About 4,000 Cherokees would die as the U.S. Army force-marched them a thousand miles to Oklahoma. It was the Trail of Tears, marked by the graves of those who could walk no more.
White men wanted the land, after all. And federal policy under President Andrew Jackson was that white men would get the land no matter how many Native Americans had to die.
The Cherokee had worked hard to prevent the loss of their homeland for many year beforehand. They first became alarmed after President Thomas Jefferson in 1802 promised Cherokee lands to white settlers.
More than any other native tribe, the Cherokee adopted European customs and governmental ideas. The only thing they insisted upon was maintaining their identity as a sovereign tribe already recognized in duly enacted treaties.
Cherokees had developed an alphabet to write down their language. They codified their laws, took up farming on homesteads, and placed their new national capitol here in North Georgia at New Echota.
The city was laid out on a European grid with streets and city blocks, with life centered around a legislative counsel house, a supreme court, and an executive branch similar to what existed in Washington, D.C.
A newspaper called The Phoenix was opened to print news and books in both Cherokee and in English. The tribe hoped to show President Jackson and the American Congress that they were fully committed to be a settled and peaceful nation living within the constitutional system of the United States
But it was not enough.
The State of Georgia chafed at the idea of having a sovereign Indian tribe within its borders. And white men clamored ceaselessly for Cherokee land.

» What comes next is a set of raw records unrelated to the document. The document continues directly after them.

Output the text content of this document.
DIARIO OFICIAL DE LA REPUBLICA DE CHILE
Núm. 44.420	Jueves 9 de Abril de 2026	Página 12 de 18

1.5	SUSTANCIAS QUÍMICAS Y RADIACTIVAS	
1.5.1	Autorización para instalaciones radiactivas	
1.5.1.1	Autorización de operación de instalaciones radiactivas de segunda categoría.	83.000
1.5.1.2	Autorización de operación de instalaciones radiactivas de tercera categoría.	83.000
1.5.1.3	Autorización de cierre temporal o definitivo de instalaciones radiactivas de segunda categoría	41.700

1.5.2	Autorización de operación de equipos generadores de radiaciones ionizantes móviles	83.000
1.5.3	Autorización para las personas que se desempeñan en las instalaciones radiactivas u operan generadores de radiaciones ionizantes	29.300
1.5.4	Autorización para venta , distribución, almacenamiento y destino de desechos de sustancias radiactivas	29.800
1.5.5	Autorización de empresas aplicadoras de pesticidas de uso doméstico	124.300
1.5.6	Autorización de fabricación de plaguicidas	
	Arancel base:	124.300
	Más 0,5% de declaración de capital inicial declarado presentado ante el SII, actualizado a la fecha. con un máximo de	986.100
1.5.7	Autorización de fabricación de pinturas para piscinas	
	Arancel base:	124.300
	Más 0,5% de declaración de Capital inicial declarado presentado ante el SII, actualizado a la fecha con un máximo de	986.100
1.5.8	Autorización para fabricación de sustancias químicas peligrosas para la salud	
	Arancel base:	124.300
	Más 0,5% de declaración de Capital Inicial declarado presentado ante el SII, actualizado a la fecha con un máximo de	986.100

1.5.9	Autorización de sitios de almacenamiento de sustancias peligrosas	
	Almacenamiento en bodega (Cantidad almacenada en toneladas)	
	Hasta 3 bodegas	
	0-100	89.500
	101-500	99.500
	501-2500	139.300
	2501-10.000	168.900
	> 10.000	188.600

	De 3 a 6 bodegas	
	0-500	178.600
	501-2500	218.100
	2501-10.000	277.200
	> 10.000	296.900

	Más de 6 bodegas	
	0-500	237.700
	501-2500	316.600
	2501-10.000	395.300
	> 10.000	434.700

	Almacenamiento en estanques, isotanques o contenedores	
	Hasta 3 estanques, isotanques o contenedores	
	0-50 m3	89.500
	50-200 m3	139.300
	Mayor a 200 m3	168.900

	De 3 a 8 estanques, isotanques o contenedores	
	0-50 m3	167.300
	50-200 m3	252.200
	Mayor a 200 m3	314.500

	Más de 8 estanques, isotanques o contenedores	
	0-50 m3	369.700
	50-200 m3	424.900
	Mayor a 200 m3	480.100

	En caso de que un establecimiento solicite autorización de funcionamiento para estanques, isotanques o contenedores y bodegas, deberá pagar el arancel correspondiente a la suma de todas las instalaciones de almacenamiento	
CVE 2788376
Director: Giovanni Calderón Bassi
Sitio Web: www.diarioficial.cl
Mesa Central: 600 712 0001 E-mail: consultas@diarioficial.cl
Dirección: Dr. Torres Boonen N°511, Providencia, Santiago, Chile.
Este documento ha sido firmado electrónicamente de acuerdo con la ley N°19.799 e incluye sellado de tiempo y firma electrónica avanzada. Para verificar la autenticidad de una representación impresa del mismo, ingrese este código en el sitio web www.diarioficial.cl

So federal troops marched in. About 17,000 Cherokee were snatched from their homes, from work in their fields, from tending their families. Mothers and their children were separated, sometimes forever.
The Trail of Tears began. To the Cherokee, one of the greatest shames of this forced removal was being separated from the graves of their ancestors.
Within decades, most traces of the Cherokee capital city were gone. The best houses were taken by whites and the rest burned or left to rot in the rains.
The recreated city of New Echota today is only a fragment of what once stood here when the Cherokee still lived where their ancestors rest.